In his 2008 book The God I Don’t Understand Christopher Wright makes the extraordinary suggestion that God commanded the Israelites to commit genocide against neighboring peoples as a form of accommodation to ancient near eastern standards of war. In the theaded discussion to my article “A Few Shades the Other Side of Silly” Jerry Shepherd suggested the same thing. He writes:
“A second factor I need to mention is the concept of accommodation. God’s laws, precepts, regulations, and commands in the OT were given in the context of the day and the cultural expectations of the ancient Near East. So, in contradiction to what is often stated, the law should not be considered to be a “perfect transcription of God’s holiness.” As John Goldingay says, and this is a paraphrase, law, by its very nature, is always a compromise between what is ideal and what is actually feasible. So again, when God commanded Joshua to engage in herem warfare, such a command was very much in keeping with the mentality of the ancient Near East. To be sure, God could have commanded Joshua to be a paficist; but he did not. Rather, he commanded him to engage in actions which were in accordance with the warfare practices of the day. Despite some of the complications associated with the concept, I still believe in something called “progressive revelation.”

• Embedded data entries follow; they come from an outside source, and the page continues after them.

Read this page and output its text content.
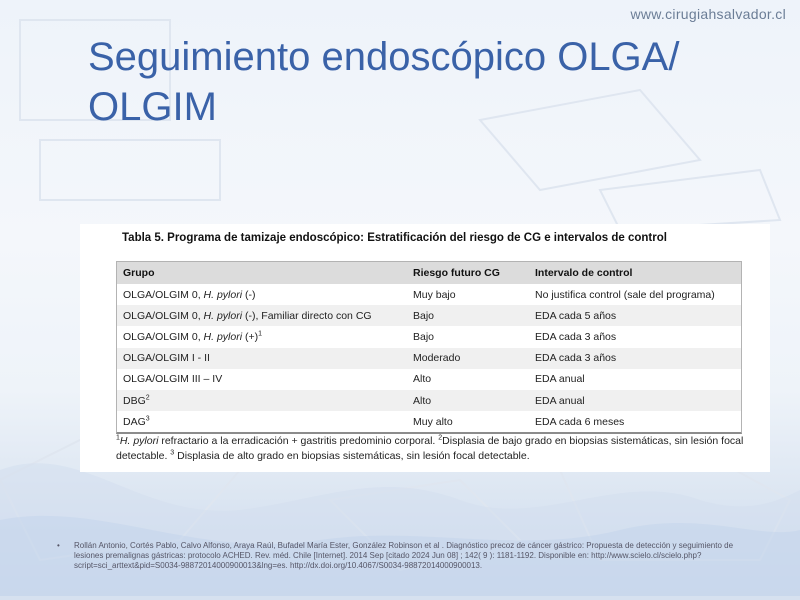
www.cirugiahsalvador.cl
Seguimiento endoscópico OLGA/ OLGIM
Tabla 5. Programa de tamizaje endoscópico: Estratificación del riesgo de CG e intervalos de control
Grupo	Riesgo futuro CG	Intervalo de control
OLGA/OLGIM 0, H. pylori (-)	Muy bajo	No justifica control (sale del programa)
OLGA/OLGIM 0, H. pylori (-), Familiar directo con CG	Bajo	EDA cada 5 años
OLGA/OLGIM 0, H. pylori $(+)^1$	Bajo	EDA cada 3 años
OLGA/OLGIM I - II	Moderado	EDA cada 3 años
OLGA/OLGIM III – IV	Alto	EDA anual
DBG$^2$	Alto	EDA anual
DAG$^3$	Muy alto	EDA cada 6 meses
$^1$H. pylori refractario a la erradicación + gastritis predominio corporal. $^2$Displasia de bajo grado en biopsias sistemáticas, sin lesión focal detectable. $^3$ Displasia de alto grado en biopsias sistemáticas, sin lesión focal detectable.
• Rollán Antonio, Cortés Pablo, Calvo Alfonso, Araya Raúl, Bufadel María Ester, González Robinson et al . Diagnóstico precoz de cáncer gástrico: Propuesta de detección y seguimiento de lesiones premalignas gástricas: protocolo ACHED. Rev. méd. Chile [Internet]. 2014 Sep [citado 2024 Jun 08] ; 142( 9 ): 1181-1192. Disponible en: http://www.scielo.cl/scielo.php?script=sci_arttext&pid=S0034-98872014000900013&lng=es. http://dx.doi.org/10.4067/S0034-98872014000900013.
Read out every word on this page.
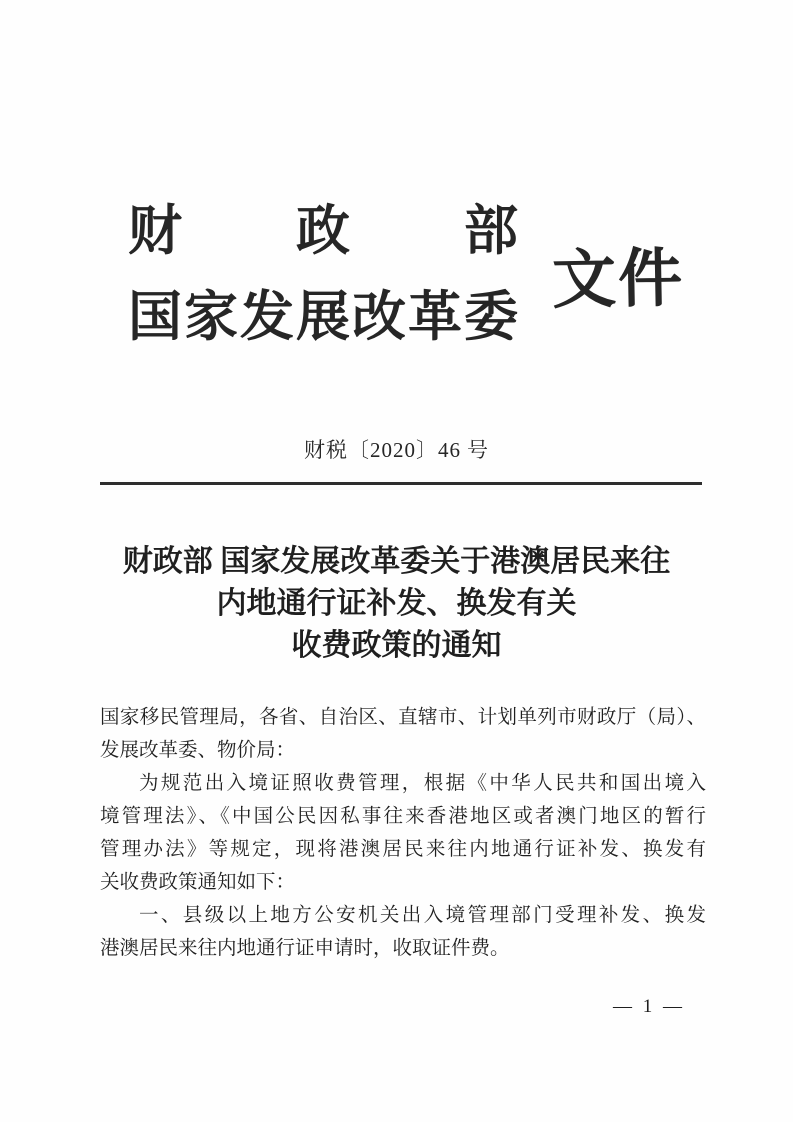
财政部
国家发展改革委
文件
财税〔2020〕46 号
财政部 国家发展改革委关于港澳居民来往
内地通行证补发、换发有关
收费政策的通知
国家移民管理局，各省、自治区、直辖市、计划单列市财政厅（局）、
发展改革委、物价局：
为规范出入境证照收费管理，根据《中华人民共和国出境入
境管理法》、《中国公民因私事往来香港地区或者澳门地区的暂行
管理办法》等规定，现将港澳居民来往内地通行证补发、换发有
关收费政策通知如下：
一、县级以上地方公安机关出入境管理部门受理补发、换发
港澳居民来往内地通行证申请时，收取证件费。
— 1 —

So according to Jerry, God simply commanded Joshua “to engage in actions which were in accordance with the warfare practices of the day.” Since the warfare practices of the day included the slaughter of infants as herem offerings, God commanded the slaughter of infants as herem offerings.
I offered a critique of Christopher Wright’s “accommodation thesis” in “The God I Really Don’t Understand” and I will now present essentially the same argument, albeit somewhat formalized, to refute Jerry’s accommodation thesis. Here’s the argument in the form of a reductio ad absurdum.
(1) God commanded that the Israelites engage in the herem slaughter of infants as an accommodation to ANE practices of warfare. (Assumed for reductio)
(2) If God commands a person to undertake an action then it becomes that individual’s moral obligation to undertake that action.
(3) Therefore, the Israelites had a moral obligation to engage in the herem slaughter of infants. (1,2)
(4) If action A is not morally worse than action B then if God can command action B he can also command action A.
(5) The rape and cannibalism of defeated soldiers is not morally worse than the herem slaughter of infants.
(6) The rape and cannibalism of defeated soldiers has been a practice of warfare.
(7) Therefore, God could have commanded that other people engage in the rape and cannibalism of defeated soldiers as an accommodation to other practices of warfare. (4,5,6)
(8) Therefore, it is possible had some soldiers could have (or could have had) a moral obligation to rape and cannibalize other soldiers. (4,5,7)
Now I’ve been in the business long enough to know that there are some Christians out there who will be happy to accept the grotesque consequence that some people could have the moral obligation to rape and cannibalize other people. But for the rest of us this argument is a reduction to absurdity. And this leads to the conclusion that claims that God accommodated ancient practices of genocide are yet another proposal that belongs in the trash can of bad ideas.